Syaikh Muhammad bin Sholih Al ‘Utsaimin juga mengatakan:

 “Begitu pula khomr apabila dia bercampur dengan zat lain yang halal dan tidak memberikan pengaruh apa-apa, maka campuran yang ada akan tetap halal”.

Di samping itu pula selain karena alasan istihlak sebagaimana dijelaskan di atas, obat yang mengandung alkohol diperbolehkan karena illat (sebab) seperti yang ada pada khamr tidak ada lagi, unsur memabukkan. Padahal hukum berputar sesuai dengan ada tidaknya illat (sebab). Hal ini telah disebutkan dalam kaidah ushul fiqh.
اَلْحُكْمُ يَدُوْرُ مَعَ عِلَّتِهِ وُجُوْدًا وَعَدَمًا
Artinya: “Hukum itu mengikuti keberadaan ‘illah (alasannya). Jika ada ‘illahnya, hukum itu ada. Jika ‘illah tidak ada maka hukumnya pun tidak ada.”
Jika khamar itu najis maka pasti Nabi memerintahkan membersihkan peralatan atau gelas untuk meminum khamar itu sebagaimana beliau memerintahkan untuk membersihkan peralatan itu ketika mengharamkan al-humur al-ahliyyah. Berdasarkan pendapat ini, boleh menggunakan alkohol untuk campuran parfum, minyak wangi, membersihkan ( sterilisasi ), obat luar, dan sebagainya karena ia bukan benda najis.
KH Ali Yafie menjawab pertanyaan:
Khamr berbeda dengan alkohol. Keduanya tidak bisa disamakan. Karena itu, sesuatu yang dipermentasikan sehingga mengandung alkohol di dalamnya tidak lantas dikategorikan sebagai khamr. Selagi hasil permentasi tersebut belum menjadi khamr, makanan tersebut tetap boleh dimakan ( tape misalnya ). Sebab sesuatu yang mengandung alkohol belum tentu termasuk dalam kategori khamr.

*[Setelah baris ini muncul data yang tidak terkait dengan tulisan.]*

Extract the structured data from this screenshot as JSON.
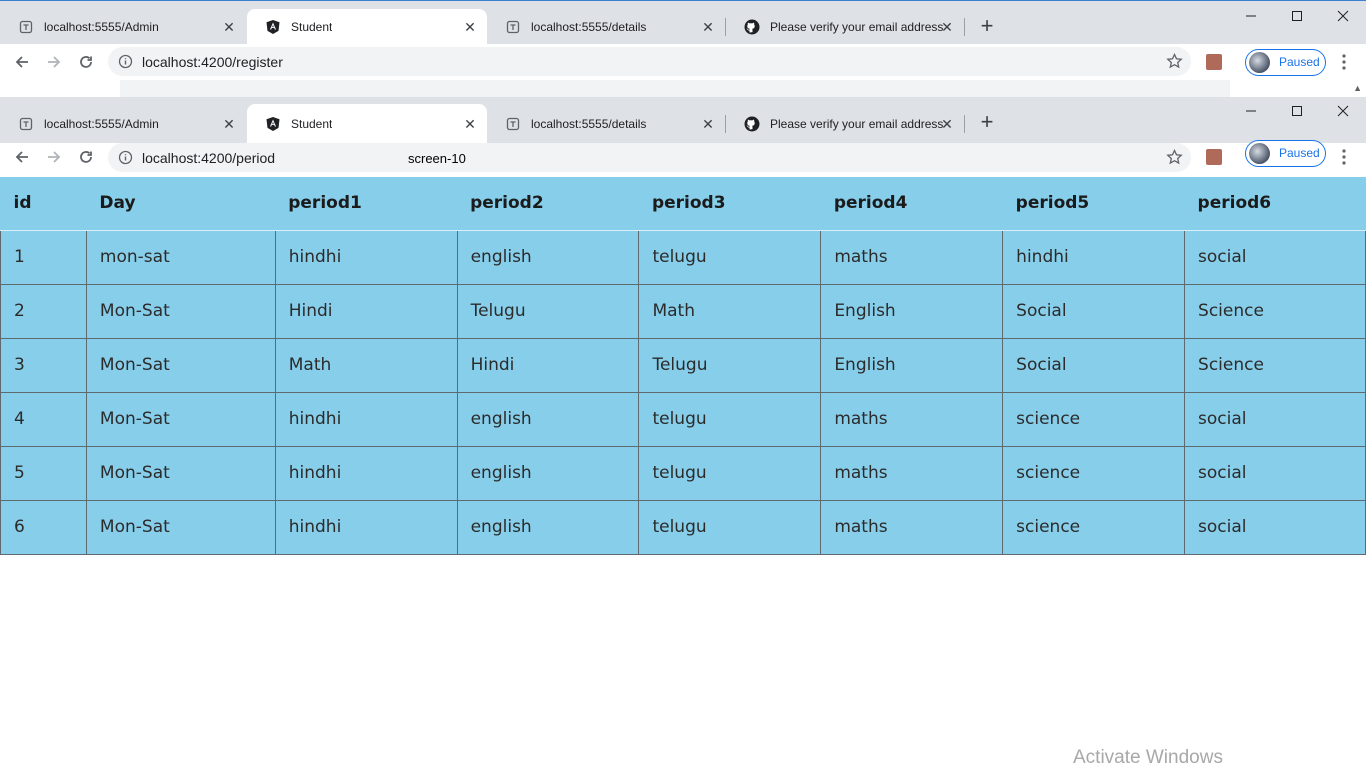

Alkohol yang digunakan untuk keperluan medis tidak masalah asalkan proporsional dan dilakukan oleh ahlinya. Sebagian besar ulama tidak memasukkan alkohol sebagai barang najis karena bukan khamr. Jadi boleh saja untuk keperluan medis, begitu pula parfum yang mengandung campuran alkohol.
Kemudian menurut Ahmad Zain An Najah, mengungkapkan bahwa:
Pada dasarnya segala bentuk pengobatan dibolehkan, kecuali jika mengandung hal-hal yang najis atau yang diharamkan syariah. Untuk obat-obatan yang mengandung alkohol, selama kandungannya tidak banyak serta tidak memabukkan, maka hukumnya boleh.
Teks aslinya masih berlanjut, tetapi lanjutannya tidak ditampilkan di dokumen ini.